Note

Go to the end to download the full example code or to run this example in your browser via JupyterLite.

Intuitively explanation#

Let’s intuitively understand the two methods, h-correlation and eta-cosine, in FastCan.

# Authors: The fastcan developers
# SPDX-License-Identifier: MIT

Select the first feature#

For feature selection, it is normally easy to define a criterion to evaluate a feature’s usefulness, but it is hard to compute the amount of redundancy between a new feature and many selected features. Here we use the diabetes dataset, which has 10 features, as an example. If R-squared between a feature (transformed to the predicted target by a linear regression model) and the target to describe its usefulness, the results are shown in the following figure. It can be seen that Feature 2 is the most useful and Feature 8 is the second. However, does that mean that the total usefulness of Feature 2 + Feature 8 is the sum of their R-squared scores? Probably not, because there may be redundancy between Feature 2 and Feature 8. Actually, what we want is a kind of usefulness score which has the superposition property, so that the usefulness of each feature can be added together without redundancy.

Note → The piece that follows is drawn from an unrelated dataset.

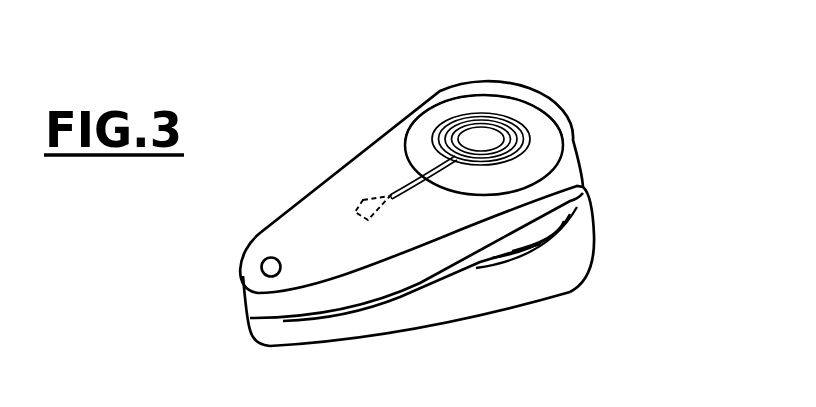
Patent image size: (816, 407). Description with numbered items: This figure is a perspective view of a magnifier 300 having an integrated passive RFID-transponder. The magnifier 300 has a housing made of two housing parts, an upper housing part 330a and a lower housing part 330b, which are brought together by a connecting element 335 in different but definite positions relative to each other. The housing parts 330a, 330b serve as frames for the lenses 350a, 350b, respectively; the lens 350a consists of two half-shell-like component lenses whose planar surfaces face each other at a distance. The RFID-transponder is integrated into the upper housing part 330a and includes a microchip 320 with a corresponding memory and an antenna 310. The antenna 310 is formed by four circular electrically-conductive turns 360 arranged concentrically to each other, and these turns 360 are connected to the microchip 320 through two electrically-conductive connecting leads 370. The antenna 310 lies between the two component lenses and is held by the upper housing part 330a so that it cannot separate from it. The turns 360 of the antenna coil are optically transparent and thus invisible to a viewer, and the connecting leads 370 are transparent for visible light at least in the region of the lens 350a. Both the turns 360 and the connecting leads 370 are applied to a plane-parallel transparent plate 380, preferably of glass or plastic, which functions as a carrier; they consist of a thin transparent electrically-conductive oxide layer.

import matplotlib.pyplot as plt
import numpy as np
from matplotlib.patches import Patch
from sklearn.datasets import load_diabetes
from sklearn.linear_model import LinearRegression

from fastcan import FastCan

plt.rcParams["axes.spines.right"] = False
plt.rcParams["axes.spines.top"] = False


def get_r2(feats, target, feats_selected=None):
    """Get R-squared between [feats_selected, feat_i] and target."""

    n_samples, n_features = feats.shape
    if feats_selected is None:
        feats_selected = np.zeros((n_samples, 0))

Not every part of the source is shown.